Staples strategy not a sure success
OTTAWA (Reuters) - Investors unable to stomach a fitful market and unsettled by economic worries might seek refuge in recession-resistant consumer stocks, but success in this safe-haven strategy won't come easy.
Profit hinges on tough scrutiny and sifting through lean offerings to unearth the best bargains with the most potential, while weeding out those stocks too badly damaged by rough competition or a poor business strategy.
"The argument for staples, conceptually, may be fantastic, but the actual companies available on the Toronto Stock Exchange may not be so fantastic," said Merrill Lynch Canada chief economist David Wolf.
"A macro idea is great, but it always needs to be tempered by microanalysis, or you can get yourself into trouble."
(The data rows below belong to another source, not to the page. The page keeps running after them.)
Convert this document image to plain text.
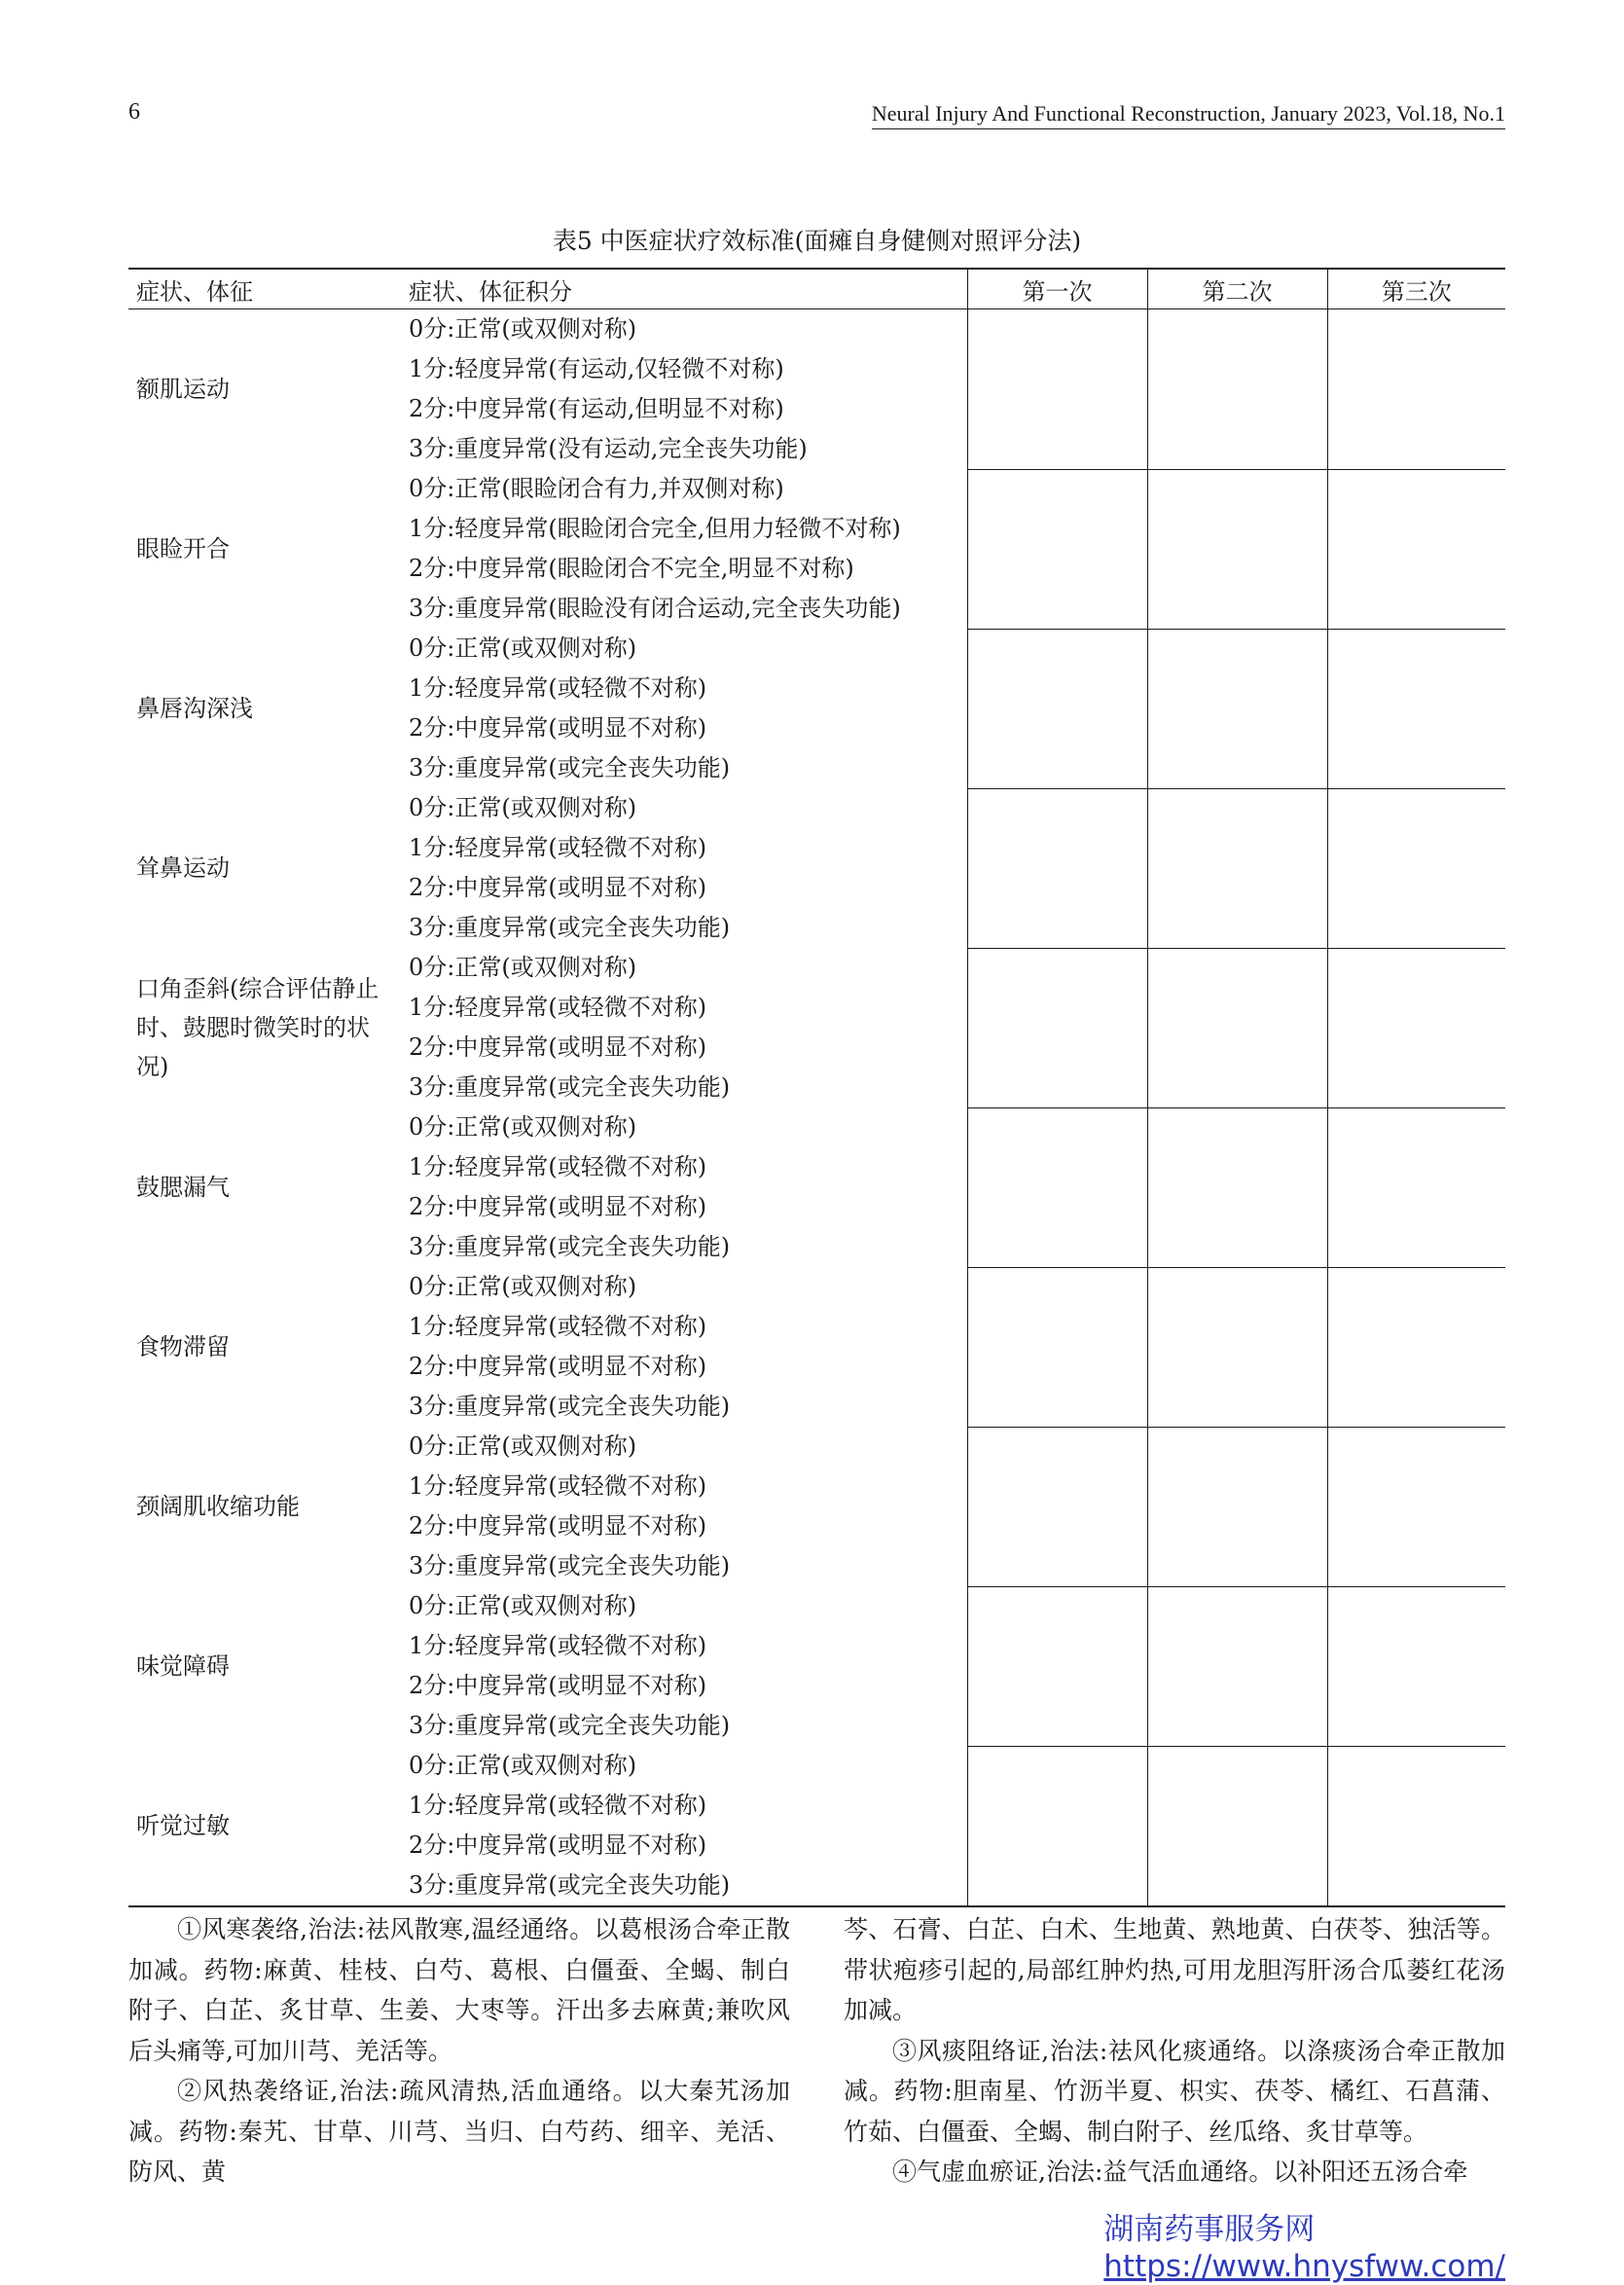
6	Neural Injury And Functional Reconstruction, January 2023, Vol.18, No.1
表5 中医症状疗效标准(面瘫自身健侧对照评分法)
症状、体征	症状、体征积分	第一次	第二次	第三次
额肌运动	0分:正常(或双侧对称)
1分:轻度异常(有运动,仅轻微不对称)
2分:中度异常(有运动,但明显不对称)
3分:重度异常(没有运动,完全丧失功能)			

眼睑开合	0分:正常(眼睑闭合有力,并双侧对称)
1分:轻度异常(眼睑闭合完全,但用力轻微不对称)
2分:中度异常(眼睑闭合不完全,明显不对称)
3分:重度异常(眼睑没有闭合运动,完全丧失功能)			

鼻唇沟深浅	0分:正常(或双侧对称)
1分:轻度异常(或轻微不对称)
2分:中度异常(或明显不对称)
3分:重度异常(或完全丧失功能)			

耸鼻运动	0分:正常(或双侧对称)
1分:轻度异常(或轻微不对称)
2分:中度异常(或明显不对称)
3分:重度异常(或完全丧失功能)			

口角歪斜(综合评估静止时、鼓腮时微笑时的状况)	0分:正常(或双侧对称)
1分:轻度异常(或轻微不对称)
2分:中度异常(或明显不对称)
3分:重度异常(或完全丧失功能)			

鼓腮漏气	0分:正常(或双侧对称)
1分:轻度异常(或轻微不对称)
2分:中度异常(或明显不对称)
3分:重度异常(或完全丧失功能)			

食物滞留	0分:正常(或双侧对称)
1分:轻度异常(或轻微不对称)
2分:中度异常(或明显不对称)
3分:重度异常(或完全丧失功能)			

颈阔肌收缩功能	0分:正常(或双侧对称)
1分:轻度异常(或轻微不对称)
2分:中度异常(或明显不对称)
3分:重度异常(或完全丧失功能)			

味觉障碍	0分:正常(或双侧对称)
1分:轻度异常(或轻微不对称)
2分:中度异常(或明显不对称)
3分:重度异常(或完全丧失功能)			

听觉过敏	0分:正常(或双侧对称)
1分:轻度异常(或轻微不对称)
2分:中度异常(或明显不对称)
3分:重度异常(或完全丧失功能)			

①风寒袭络,治法:祛风散寒,温经通络。以葛根汤合牵正散加减。药物:麻黄、桂枝、白芍、葛根、白僵蚕、全蝎、制白附子、白芷、炙甘草、生姜、大枣等。汗出多去麻黄;兼吹风后头痛等,可加川芎、羌活等。

②风热袭络证,治法:疏风清热,活血通络。以大秦艽汤加减。药物:秦艽、甘草、川芎、当归、白芍药、细辛、羌活、防风、黄

芩、石膏、白芷、白术、生地黄、熟地黄、白茯苓、独活等。带状疱疹引起的,局部红肿灼热,可用龙胆泻肝汤合瓜蒌红花汤加减。

③风痰阻络证,治法:祛风化痰通络。以涤痰汤合牵正散加减。药物:胆南星、竹沥半夏、枳实、茯苓、橘红、石菖蒲、竹茹、白僵蚕、全蝎、制白附子、丝瓜络、炙甘草等。

④气虚血瘀证,治法:益气活血通络。以补阳还五汤合牵

湖南药事服务网
https://www.hnysfww.com/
Several analysts say that sector stars include pharmacy retailer Shoppers Drug Mart, coffee and doughnut chain Tim Hortons and auto parts and household goods retailer Canadian Tire.
Shoppers, whose stock is down about four percent so far this year, is forecasting growth of 12 percent to 15 percent in 2008.
Some of the credit for Shoppers' solid financials goes to a carefully planned strategy and early preparation for Wal-Mart's push into the Canadian market, analysts add.
"Three-quarters of their revenue is derived from truly staple goods that will not fluctuate in a recession," said Research Capital analyst Stuart Morrow. "So that's a pretty good investment if you're looking at a downturn."
Like Shoppers, Canadian Tire and Tim Hortons are buttressed by the durable name they have established.
"They have great brand value and each has their own core market that they've carved out and that they own, and are able to defend in an economic slowdown," Morrow said. "All of those things are great things to have ... if you're talking about a slowdown, especially in a consumer environment."
Shares in Canadian Tire — which also owns gas bars, financial services and clothing chain Mark's Work Wearhouse — are off 11 percent this year. It recently forecast growth of two percent to seven percent in 2008, versus about 18 percent in 2007.
Tim Hortons said this past week it expects 10 percent operating income growth in 2008, repeating its 2007 target. Its stock is down about five percent this year.